Las narraciones del Antiguo Testamento muestran, desde muchos ángulos, que el hombre es “un animal mañoso”. Es capaz de crear toda clase de problemas sociales, familiares, administrativos, morales, sanitarios. Está consignado que Adán tuvo que ser expulsado del Paraíso terrenal; siguen siendo “enigmas psicológicos” los motivos que tuvo Caín para matar a su hermano Abel; la desaparición de Sodoma y Gomorra intriga a los arqueólogos que exploran las cercanías del Mar Muerto; nadie puede explicar porqué existen mujeres “machorras” y hombres “hembrorros”. Saúl, Primer rey de Israel, llegó a sentir animadversión por David. Tocaba demasiado bien el laúd y componía hermosos salmos.
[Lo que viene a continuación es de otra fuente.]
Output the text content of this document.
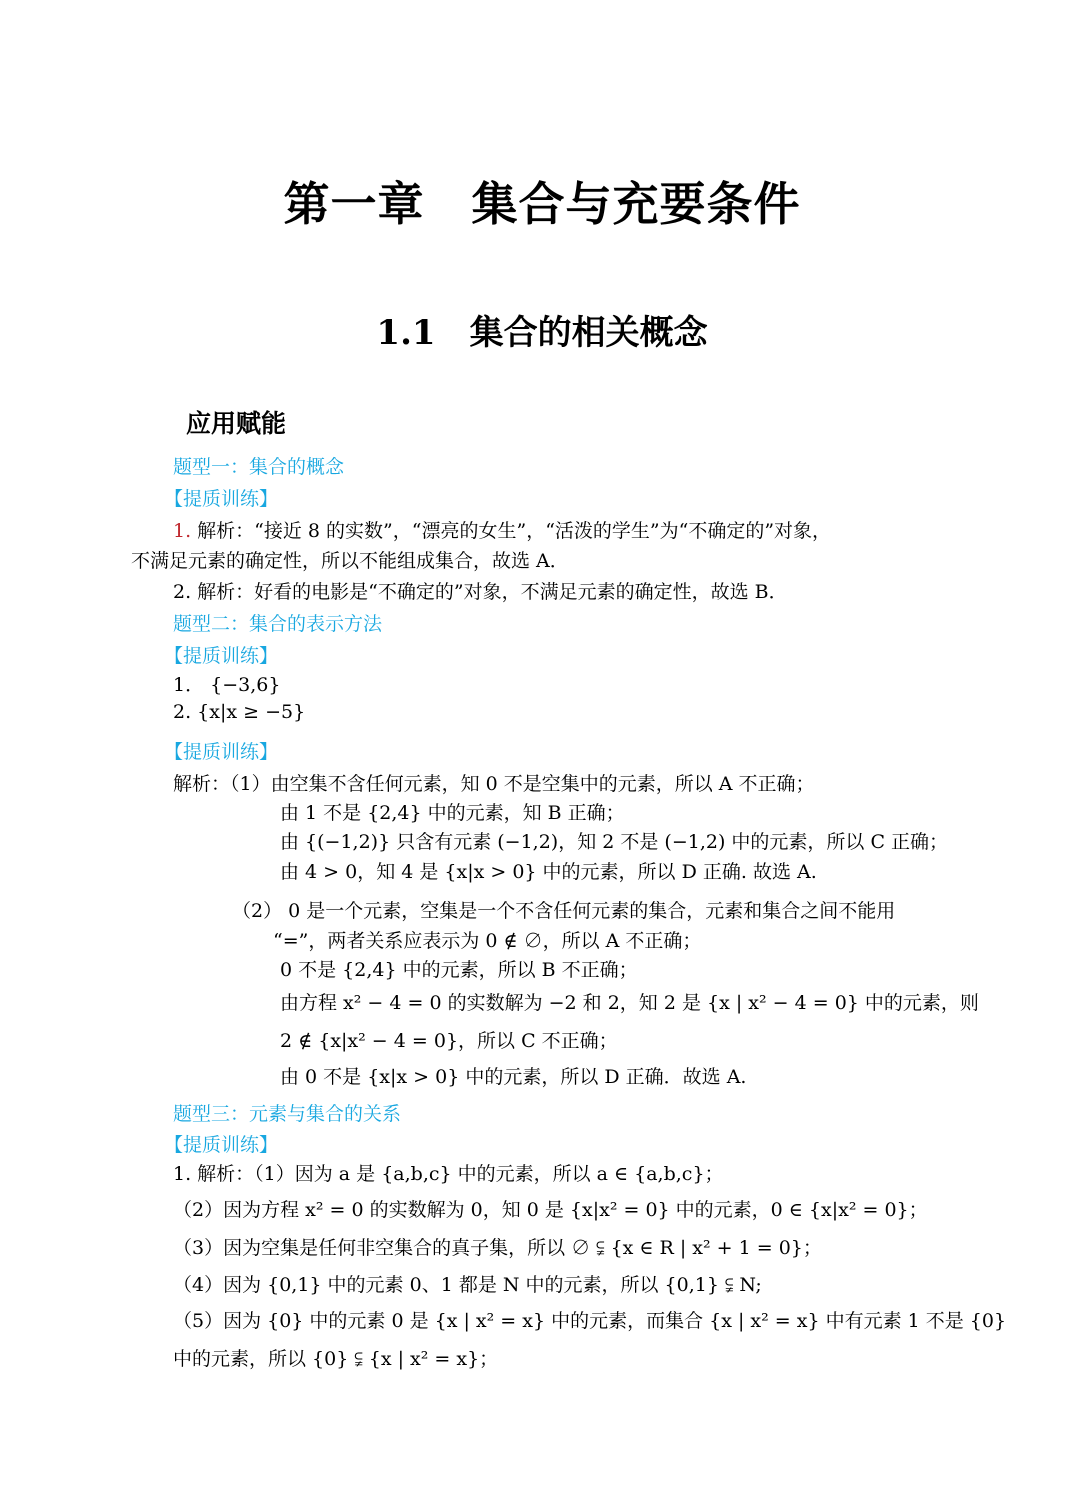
第一章　集合与充要条件
1.1　集合的相关概念
应用赋能
题型一：集合的概念
【提质训练】
1. 解析：“接近 8 的实数”，“漂亮的女生”，“活泼的学生”为“不确定的”对象，
不满足元素的确定性，所以不能组成集合，故选 A．
2. 解析：好看的电影是“不确定的”对象，不满足元素的确定性，故选 B．
题型二：集合的表示方法
【提质训练】
1． {−3,6}
2. {x|x ≥ −5}
【提质训练】
解析：（1）由空集不含任何元素，知 0 不是空集中的元素，所以 A 不正确；
由 1 不是 {2,4} 中的元素，知 B 正确；
由 {(−1,2)} 只含有元素 (−1,2)，知 2 不是 (−1,2) 中的元素，所以 C 正确；
由 4 > 0，知 4 是 {x|x > 0} 中的元素，所以 D 正确. 故选 A.
（2） 0 是一个元素，空集是一个不含任何元素的集合，元素和集合之间不能用
“=”，两者关系应表示为 0 ∉ ∅，所以 A 不正确；
0 不是 {2,4} 中的元素，所以 B 不正确；
由方程 x² − 4 = 0 的实数解为 −2 和 2，知 2 是 {x | x² − 4 = 0} 中的元素，则
2 ∉ {x|x² − 4 = 0}，所以 C 不正确；
由 0 不是 {x|x > 0} 中的元素，所以 D 正确．故选 A.
题型三：元素与集合的关系
【提质训练】
1. 解析：（1）因为 a 是 {a,b,c} 中的元素，所以 a ∈ {a,b,c}；
（2）因为方程 x² = 0 的实数解为 0，知 0 是 {x|x² = 0} 中的元素，0 ∈ {x|x² = 0}；
（3）因为空集是任何非空集合的真子集，所以 ∅ ⫋ {x ∈ R | x² + 1 = 0}；
（4）因为 {0,1} 中的元素 0、1 都是 N 中的元素，所以 {0,1} ⫋ N;
（5）因为 {0} 中的元素 0 是 {x | x² = x} 中的元素，而集合 {x | x² = x} 中有元素 1 不是 {0}
中的元素，所以 {0} ⫋ {x | x² = x}；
La insensatez humana está expuesta en todo su “esplendor” en el capítulo once de Números. El pueblo de Israel, acampado en el desierto de Sinaí, pretendía comer carne. Soñaban con el pescado que comían gratis en Egipto, cuando eran esclavos de los faraones. Todos decían estar hartos de comer maná. Y pusieron en aprietos el liderazgo de Moisés. Dios mismo tuvo que ayudar a Moisés en las tareas ingratas de repartir el liderazgo. Desde luego, se vio precisado a “insuflar” en otros varones israelitas, algo del espíritu de Moisés. Los hombres con capacidad para mandar están dotados de virtudes especiales.
Dirigir una empresa de negocios, una oficina de servicios públicos, requiere de un carácter y una disciplina que no tienen todas las personas. Lo primero es que los líderes, jefes o directores, tienen que arar “con los bueyes que hay”, aunque sean mañosos o turbulentos. Con los “individuos disponibles” deben realizar trabajos que no siempre esos individuos quieren emprender. No pueden esperar “resultados perfectos”, ni aquiescencia unánime. Cuando se trata de poder político hay que agregar que es esencialmente inestable o movedizo.
Un hombre de Estado se ve en la obligación de ser duro, e incluso cruel, para conseguir objetivos benéficos para la sociedad. Debe “bregar” con los aspectos menos agradables de los seres humanos: la codicia, la ambición, la necedad, la arrogancia. Y no puede esperar nunca la comprensión y la buena fe. La famosa frase de Shakespeare: “I must be cruel only to be kind”. (Debo ser cruel sólo para ser benévolo), sugiere una permanente tensión en el alma del gobernante.